Indian equity markets are trading within a range with intraday volatility running high. Global cues are supportive, but we are not reactive to them. Nifty has an immediate resistance zone at 18,200–18,250, while the base has shifted into the 18,000–17,950 zone.
The volatility index, India VIX, is still below the 14 mark, but it is likely to pick up ahead of the Budget. The range is narrowing, but the market can't remain in range for a long time, and we can expect a breakout or breakdown in the coming days where budget will be a key domestic event.
On the upside, if Nifty takes out 18,250 level, then 18,500 and 18,650 will be the next target levels. On the downside, if index slips below 17,950 level, then 17,750 is a sacrosanct support level.
Bank Nifty is also trading rangebound, where 43,000 is an immediate psychological hurdle and 43,500 and 44,000 are the next target levels. On the downside, the 20-DMA of 42,600 is an immediate support level, and 42,000–41,725 is the next support zone.
Here are three buy calls for next 2-3 weeks:
Sonata Software: Buy | LTP: Rs 624 | Stop-Loss: Rs 575 | Target: Rs 724 | Return: 16 percent
The counter is witnessing the breakout of a classic Inverse Head and Shoulder formation, which is then followed by a meaningful correction. It is trading above all its important moving averages with a positive bias in momentum indicators.
On a longer time scale, it is respecting the flag formation breakout.
On the higher side, Rs 650 is acting as an important psychological level; above this, we can expect the level of Rs 700+ in the near-short term, while on the lower side, Rs 575 will act as a major support during any correction.
Vadilal Industries: Buy | LTP: Rs 2,943 | Stop-Loss: Rs 2,700 | Target: Rs 3,434 | Return: 16 percent
The counter is in a classical uptrend. It is bouncing back from around a 38.2 percent retracement of the previous rally. It is trading above its all-important moving averages with higher highs and higher low formations.

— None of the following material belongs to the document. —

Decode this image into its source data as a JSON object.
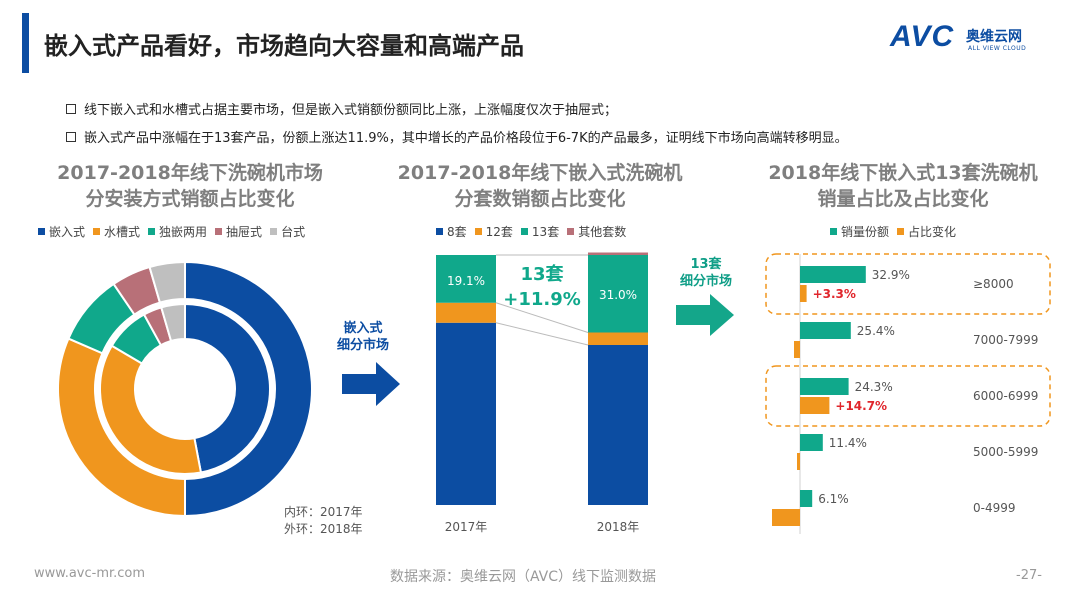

On the higher time frame, there is a breakout of a bullish flag formation, which suggests much more potential upside in this counter. The momentum indicator RSI (relative strength index) is trading above the 50 mark with a positive bias, whereas MACD (moving average convergence divergence) is witnessing a centerline crossover.
On the upside, Rs 3,000 will be an immediate hurdle, but Rs 3,400+ looks like an imminent target in the near term. On the downside, the 50-DMA or Rs 2,700 is a strong support level.

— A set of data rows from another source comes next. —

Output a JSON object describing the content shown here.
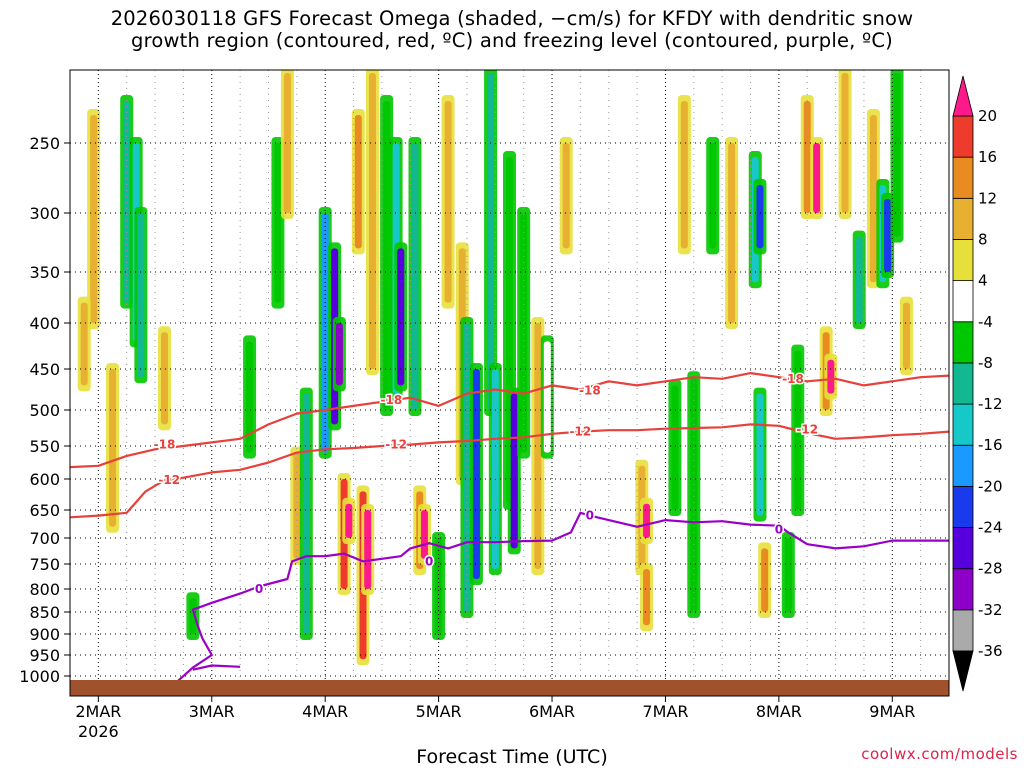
{
  "title_line1": "2026030118 GFS Forecast Omega (shaded, −cm/s) for KFDY with dendritic snow",
  "title_line2": "growth region (contoured, red, ºC) and freezing level (contoured, purple, ºC)",
  "credit": "coolwx.com/models",
  "chart_data": {
    "type": "heatmap",
    "title": "2026030118 GFS Forecast Omega (shaded, −cm/s) for KFDY with dendritic snow growth region (contoured, red, ºC) and freezing level (contoured, purple, ºC)",
    "xlabel": "Forecast Time (UTC)",
    "ylabel": "",
    "x_unit": "hours since 2026-03-01 18Z",
    "xlim": [
      0,
      186
    ],
    "ylim": [
      1020,
      200
    ],
    "y_ticks": [
      250,
      300,
      350,
      400,
      450,
      500,
      550,
      600,
      650,
      700,
      750,
      800,
      850,
      900,
      950,
      1000
    ],
    "y_tick_labels": [
      "250",
      "300",
      "350",
      "400",
      "450",
      "500",
      "550",
      "600",
      "650",
      "700",
      "750",
      "800",
      "850",
      "900",
      "950",
      "1000"
    ],
    "x_ticks": [
      6,
      30,
      54,
      78,
      102,
      126,
      150,
      174
    ],
    "x_tick_labels": [
      "2MAR",
      "3MAR",
      "4MAR",
      "5MAR",
      "6MAR",
      "7MAR",
      "8MAR",
      "9MAR"
    ],
    "x_year_label": "2026",
    "colorbar": {
      "levels": [
        -36,
        -32,
        -28,
        -24,
        -20,
        -16,
        -12,
        -8,
        -4,
        4,
        8,
        12,
        16,
        20
      ],
      "tick_labels": [
        "-36",
        "-32",
        "-28",
        "-24",
        "-20",
        "-16",
        "-12",
        "-8",
        "-4",
        "4",
        "8",
        "12",
        "16",
        "20"
      ],
      "colors": [
        "#000000",
        "#aaaaaa",
        "#8c00c8",
        "#5500dd",
        "#1a3aee",
        "#1a99ff",
        "#16c8c8",
        "#11b890",
        "#00c800",
        "#ffffff",
        "#e8e03a",
        "#e8b030",
        "#e88c22",
        "#ee3c2c",
        "#ff1a8c"
      ]
    },
    "omega_cells": [
      {
        "t": 12,
        "p1": 220,
        "p2": 380,
        "v": -12
      },
      {
        "t": 14,
        "p1": 250,
        "p2": 420,
        "v": -16
      },
      {
        "t": 15,
        "p1": 300,
        "p2": 460,
        "v": -12
      },
      {
        "t": 5,
        "p1": 230,
        "p2": 400,
        "v": 8
      },
      {
        "t": 3,
        "p1": 380,
        "p2": 470,
        "v": 8
      },
      {
        "t": 9,
        "p1": 450,
        "p2": 680,
        "v": 8
      },
      {
        "t": 20,
        "p1": 410,
        "p2": 520,
        "v": 8
      },
      {
        "t": 26,
        "p1": 820,
        "p2": 900,
        "v": -8
      },
      {
        "t": 38,
        "p1": 420,
        "p2": 560,
        "v": -8
      },
      {
        "t": 44,
        "p1": 250,
        "p2": 380,
        "v": -8
      },
      {
        "t": 46,
        "p1": 200,
        "p2": 300,
        "v": 8
      },
      {
        "t": 48,
        "p1": 560,
        "p2": 740,
        "v": 8
      },
      {
        "t": 50,
        "p1": 480,
        "p2": 900,
        "v": -12
      },
      {
        "t": 54,
        "p1": 300,
        "p2": 560,
        "v": -20
      },
      {
        "t": 56,
        "p1": 330,
        "p2": 520,
        "v": -28
      },
      {
        "t": 57,
        "p1": 400,
        "p2": 470,
        "v": -32
      },
      {
        "t": 58,
        "p1": 600,
        "p2": 800,
        "v": 16
      },
      {
        "t": 59,
        "p1": 640,
        "p2": 700,
        "v": 20
      },
      {
        "t": 62,
        "p1": 620,
        "p2": 960,
        "v": 16
      },
      {
        "t": 63,
        "p1": 650,
        "p2": 800,
        "v": 20
      },
      {
        "t": 61,
        "p1": 230,
        "p2": 330,
        "v": 12
      },
      {
        "t": 64,
        "p1": 200,
        "p2": 450,
        "v": 8
      },
      {
        "t": 67,
        "p1": 220,
        "p2": 500,
        "v": -8
      },
      {
        "t": 69,
        "p1": 250,
        "p2": 480,
        "v": -16
      },
      {
        "t": 70,
        "p1": 330,
        "p2": 470,
        "v": -28
      },
      {
        "t": 73,
        "p1": 250,
        "p2": 500,
        "v": -12
      },
      {
        "t": 74,
        "p1": 620,
        "p2": 760,
        "v": 12
      },
      {
        "t": 75,
        "p1": 650,
        "p2": 740,
        "v": 20
      },
      {
        "t": 78,
        "p1": 700,
        "p2": 900,
        "v": -8
      },
      {
        "t": 80,
        "p1": 220,
        "p2": 380,
        "v": 8
      },
      {
        "t": 83,
        "p1": 330,
        "p2": 600,
        "v": 8
      },
      {
        "t": 84,
        "p1": 400,
        "p2": 850,
        "v": -12
      },
      {
        "t": 86,
        "p1": 450,
        "p2": 780,
        "v": -24
      },
      {
        "t": 89,
        "p1": 200,
        "p2": 500,
        "v": -12
      },
      {
        "t": 90,
        "p1": 450,
        "p2": 760,
        "v": -16
      },
      {
        "t": 93,
        "p1": 260,
        "p2": 640,
        "v": -8
      },
      {
        "t": 94,
        "p1": 480,
        "p2": 720,
        "v": -28
      },
      {
        "t": 96,
        "p1": 300,
        "p2": 560,
        "v": -8
      },
      {
        "t": 99,
        "p1": 400,
        "p2": 760,
        "v": 8
      },
      {
        "t": 101,
        "p1": 420,
        "p2": 560,
        "v": -4
      },
      {
        "t": 105,
        "p1": 250,
        "p2": 330,
        "v": 8
      },
      {
        "t": 121,
        "p1": 580,
        "p2": 760,
        "v": 8
      },
      {
        "t": 122,
        "p1": 640,
        "p2": 700,
        "v": 20
      },
      {
        "t": 122,
        "p1": 760,
        "p2": 880,
        "v": 12
      },
      {
        "t": 128,
        "p1": 470,
        "p2": 650,
        "v": -8
      },
      {
        "t": 130,
        "p1": 220,
        "p2": 330,
        "v": 8
      },
      {
        "t": 132,
        "p1": 460,
        "p2": 850,
        "v": -8
      },
      {
        "t": 136,
        "p1": 250,
        "p2": 330,
        "v": -8
      },
      {
        "t": 140,
        "p1": 250,
        "p2": 400,
        "v": 8
      },
      {
        "t": 145,
        "p1": 260,
        "p2": 360,
        "v": -16
      },
      {
        "t": 146,
        "p1": 280,
        "p2": 330,
        "v": -24
      },
      {
        "t": 146,
        "p1": 480,
        "p2": 660,
        "v": -16
      },
      {
        "t": 147,
        "p1": 720,
        "p2": 850,
        "v": 12
      },
      {
        "t": 152,
        "p1": 700,
        "p2": 850,
        "v": -8
      },
      {
        "t": 154,
        "p1": 430,
        "p2": 650,
        "v": -8
      },
      {
        "t": 156,
        "p1": 220,
        "p2": 300,
        "v": 12
      },
      {
        "t": 158,
        "p1": 250,
        "p2": 300,
        "v": 20
      },
      {
        "t": 160,
        "p1": 410,
        "p2": 500,
        "v": 12
      },
      {
        "t": 161,
        "p1": 440,
        "p2": 480,
        "v": 20
      },
      {
        "t": 164,
        "p1": 200,
        "p2": 300,
        "v": 8
      },
      {
        "t": 167,
        "p1": 320,
        "p2": 400,
        "v": -12
      },
      {
        "t": 170,
        "p1": 230,
        "p2": 360,
        "v": 8
      },
      {
        "t": 172,
        "p1": 280,
        "p2": 360,
        "v": -16
      },
      {
        "t": 173,
        "p1": 290,
        "p2": 350,
        "v": -24
      },
      {
        "t": 175,
        "p1": 200,
        "p2": 320,
        "v": -8
      },
      {
        "t": 177,
        "p1": 380,
        "p2": 450,
        "v": 8
      }
    ],
    "contours": [
      {
        "label": "-18",
        "color": "#e8403a",
        "points": [
          [
            0,
            582
          ],
          [
            6,
            580
          ],
          [
            12,
            565
          ],
          [
            18,
            555
          ],
          [
            24,
            550
          ],
          [
            30,
            545
          ],
          [
            36,
            540
          ],
          [
            42,
            520
          ],
          [
            48,
            505
          ],
          [
            54,
            500
          ],
          [
            60,
            495
          ],
          [
            66,
            490
          ],
          [
            72,
            485
          ],
          [
            78,
            495
          ],
          [
            84,
            480
          ],
          [
            90,
            475
          ],
          [
            96,
            480
          ],
          [
            102,
            470
          ],
          [
            108,
            475
          ],
          [
            114,
            465
          ],
          [
            120,
            470
          ],
          [
            126,
            465
          ],
          [
            132,
            460
          ],
          [
            138,
            462
          ],
          [
            144,
            455
          ],
          [
            150,
            460
          ],
          [
            156,
            465
          ],
          [
            162,
            462
          ],
          [
            168,
            470
          ],
          [
            174,
            465
          ],
          [
            180,
            460
          ],
          [
            186,
            458
          ]
        ],
        "labels_at": [
          [
            20,
            548,
            "-18"
          ],
          [
            68,
            488,
            "-18"
          ],
          [
            110,
            476,
            "-18"
          ],
          [
            153,
            462,
            "-18"
          ]
        ]
      },
      {
        "label": "-12",
        "color": "#e8403a",
        "points": [
          [
            0,
            663
          ],
          [
            6,
            660
          ],
          [
            12,
            655
          ],
          [
            16,
            620
          ],
          [
            20,
            602
          ],
          [
            24,
            598
          ],
          [
            30,
            590
          ],
          [
            36,
            586
          ],
          [
            42,
            575
          ],
          [
            48,
            560
          ],
          [
            54,
            555
          ],
          [
            60,
            553
          ],
          [
            66,
            550
          ],
          [
            72,
            548
          ],
          [
            78,
            545
          ],
          [
            84,
            543
          ],
          [
            90,
            540
          ],
          [
            96,
            538
          ],
          [
            102,
            533
          ],
          [
            108,
            530
          ],
          [
            114,
            528
          ],
          [
            120,
            528
          ],
          [
            126,
            526
          ],
          [
            132,
            525
          ],
          [
            138,
            524
          ],
          [
            144,
            520
          ],
          [
            150,
            522
          ],
          [
            156,
            532
          ],
          [
            162,
            540
          ],
          [
            168,
            538
          ],
          [
            174,
            535
          ],
          [
            180,
            533
          ],
          [
            186,
            530
          ]
        ],
        "labels_at": [
          [
            21,
            602,
            "-12"
          ],
          [
            69,
            548,
            "-12"
          ],
          [
            108,
            530,
            "-12"
          ],
          [
            156,
            527,
            "-12"
          ]
        ]
      },
      {
        "label": "0",
        "color": "#9a00c8",
        "points": [
          [
            22,
            1020
          ],
          [
            26,
            980
          ],
          [
            30,
            950
          ],
          [
            28,
            910
          ],
          [
            27,
            880
          ],
          [
            26,
            845
          ],
          [
            30,
            830
          ],
          [
            36,
            810
          ],
          [
            40,
            795
          ],
          [
            46,
            780
          ],
          [
            47,
            745
          ],
          [
            50,
            735
          ],
          [
            54,
            735
          ],
          [
            58,
            730
          ],
          [
            62,
            745
          ],
          [
            66,
            740
          ],
          [
            70,
            735
          ],
          [
            72,
            720
          ],
          [
            76,
            710
          ],
          [
            80,
            720
          ],
          [
            84,
            708
          ],
          [
            90,
            708
          ],
          [
            96,
            706
          ],
          [
            102,
            705
          ],
          [
            106,
            690
          ],
          [
            108,
            655
          ],
          [
            110,
            660
          ],
          [
            114,
            668
          ],
          [
            120,
            680
          ],
          [
            126,
            668
          ],
          [
            132,
            672
          ],
          [
            138,
            670
          ],
          [
            144,
            676
          ],
          [
            150,
            678
          ],
          [
            152,
            690
          ],
          [
            156,
            712
          ],
          [
            162,
            720
          ],
          [
            168,
            716
          ],
          [
            174,
            705
          ],
          [
            180,
            705
          ],
          [
            186,
            705
          ]
        ],
        "labels_at": [
          [
            40,
            800,
            "0"
          ],
          [
            76,
            745,
            "0"
          ],
          [
            110,
            660,
            "0"
          ],
          [
            150,
            685,
            "0"
          ]
        ]
      },
      {
        "label": "0-surface",
        "color": "#9a00c8",
        "points": [
          [
            26,
            985
          ],
          [
            30,
            975
          ],
          [
            36,
            978
          ]
        ],
        "labels_at": []
      }
    ]
  }
}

Gravita India: Buy | LTP: Rs 499 | Stop-Loss: Rs 443 | Target: Rs 600 | Return: 20 percent
The counter is in an awesome uptrend with a breakout of long consolidation and strong volume. The overall structure of the counter is very lucrative, as it is trading above all important moving averages. On the higher time frame, there is a breakout of a Bullish Flag formation, which suggests much more potential upside in this counter.
The momentum indicator RSI is positively poised, whereas MACD is witnessing a centerline crossover on the upside.
On the higher side, Rs 500 is acting as an important psychological level; above this, we can expect the level of Rs 600+ in the near-short term, while on the lower side, Rs 443 will act as a major support during any correction.